Abstract

Abstract Background and Aims Radical cystectomy (RC) represents the first line surgical treatment for muscle-invasive bladder cancer (MIBC). RC is a complex surgical procedure characterized by significant morbidity and mortality. The incidence of significant complications following RC is a well-recognized issue however still paucity of data exists regarding postoperative renal function. Aim of the study was to evaluate the incidence of acute kidney injury (AKI) and Acute kidney disease (AKD) after RC, evaluating the impact of surgery (open or robotic one), comorbidities (hypertension, diabetes, CAD) and previous oncological treatments (chemotherapy, immunotherapy and radiotherapy). Method We collected a consecutive cohort of 839 patients who underwent RC for MIBC in a single tertiary institution between 2010 and 2022. All clinical variables and comorbidities were reported pre and after surgery. Serum creatinine with subsequently eGFR using CKD-EPI formula were collected at baseline pre-operative and in the acute setting at 24h, 48, 72h, 6 days for the AKI onset, and after 9,12,15,18,21,24,27,30,45, 60, 75, 90 days for the AKD establishment.
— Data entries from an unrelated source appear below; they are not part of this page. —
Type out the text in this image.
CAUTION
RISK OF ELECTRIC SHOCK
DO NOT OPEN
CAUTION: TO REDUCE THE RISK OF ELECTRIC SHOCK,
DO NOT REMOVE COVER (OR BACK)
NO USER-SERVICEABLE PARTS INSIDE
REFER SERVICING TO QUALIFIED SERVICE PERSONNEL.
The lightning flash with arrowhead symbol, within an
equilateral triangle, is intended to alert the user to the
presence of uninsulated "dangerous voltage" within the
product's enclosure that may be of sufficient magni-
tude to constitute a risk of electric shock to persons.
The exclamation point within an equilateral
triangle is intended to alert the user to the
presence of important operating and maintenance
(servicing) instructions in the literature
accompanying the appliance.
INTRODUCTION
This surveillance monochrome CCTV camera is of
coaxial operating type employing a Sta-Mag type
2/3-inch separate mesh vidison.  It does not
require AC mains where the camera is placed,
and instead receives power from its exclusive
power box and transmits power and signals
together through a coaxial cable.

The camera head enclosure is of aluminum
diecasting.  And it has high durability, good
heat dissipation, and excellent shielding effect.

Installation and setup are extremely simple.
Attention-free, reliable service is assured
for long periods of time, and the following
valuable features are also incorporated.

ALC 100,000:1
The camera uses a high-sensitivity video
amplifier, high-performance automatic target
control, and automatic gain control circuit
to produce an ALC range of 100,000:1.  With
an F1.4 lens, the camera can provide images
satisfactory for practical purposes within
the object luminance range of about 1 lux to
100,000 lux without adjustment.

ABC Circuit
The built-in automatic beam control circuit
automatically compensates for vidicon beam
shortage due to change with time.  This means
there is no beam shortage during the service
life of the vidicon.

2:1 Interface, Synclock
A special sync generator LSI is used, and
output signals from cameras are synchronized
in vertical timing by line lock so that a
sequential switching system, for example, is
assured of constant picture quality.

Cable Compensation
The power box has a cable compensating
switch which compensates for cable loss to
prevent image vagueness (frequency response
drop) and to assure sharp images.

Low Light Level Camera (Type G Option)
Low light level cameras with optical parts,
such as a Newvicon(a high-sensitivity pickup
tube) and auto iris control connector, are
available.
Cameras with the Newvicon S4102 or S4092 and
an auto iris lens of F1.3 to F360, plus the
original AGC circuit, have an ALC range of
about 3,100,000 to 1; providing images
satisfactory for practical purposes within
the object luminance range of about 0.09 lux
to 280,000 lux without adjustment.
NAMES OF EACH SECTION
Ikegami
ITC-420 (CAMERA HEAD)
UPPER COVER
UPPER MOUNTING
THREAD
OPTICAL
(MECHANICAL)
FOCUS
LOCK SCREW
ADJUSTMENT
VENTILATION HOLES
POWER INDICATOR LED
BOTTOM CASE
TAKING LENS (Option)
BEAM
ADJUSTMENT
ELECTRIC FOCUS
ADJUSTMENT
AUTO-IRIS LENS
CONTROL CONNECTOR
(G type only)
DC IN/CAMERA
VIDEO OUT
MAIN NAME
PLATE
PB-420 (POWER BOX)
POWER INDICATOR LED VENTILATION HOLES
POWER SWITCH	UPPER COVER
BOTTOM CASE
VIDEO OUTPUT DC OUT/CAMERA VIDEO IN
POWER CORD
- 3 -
We compared the incidence of AKI and AKD upon the two different surgical approaches for RC :the open and robotic one. Fisher's exact test; Wilcoxon rank sum test; Pearson's Chi-squared test were used for the statistical analysys. Results General characteristics of patients included in the study are summarized in Table 1. Surprisingly, a very high rate of both AKI (30%) and AKD (50%) was reported in the total cohort of patients, with an augmented incidence in the robotic surgery (p < 0.001). Moreover, stage II and III of both AKI and AKD affected a non-negligible percentage of patients, requiring advanced nephrological medical treatments and prolonged hospitalization (Table 1). The multivariate analysis showed that age, blood hypertension and BMI represent the major risk factors to develop both AKI and AKD (Table 3 and Figure 1). Conclusion AKI and AKD are very frequent and insidious side effects in the RC for MIBC. Therefore, a personalized nephrological counseling both in the pre and post -surgery asset is mandatory to reduce morbidity and mortality.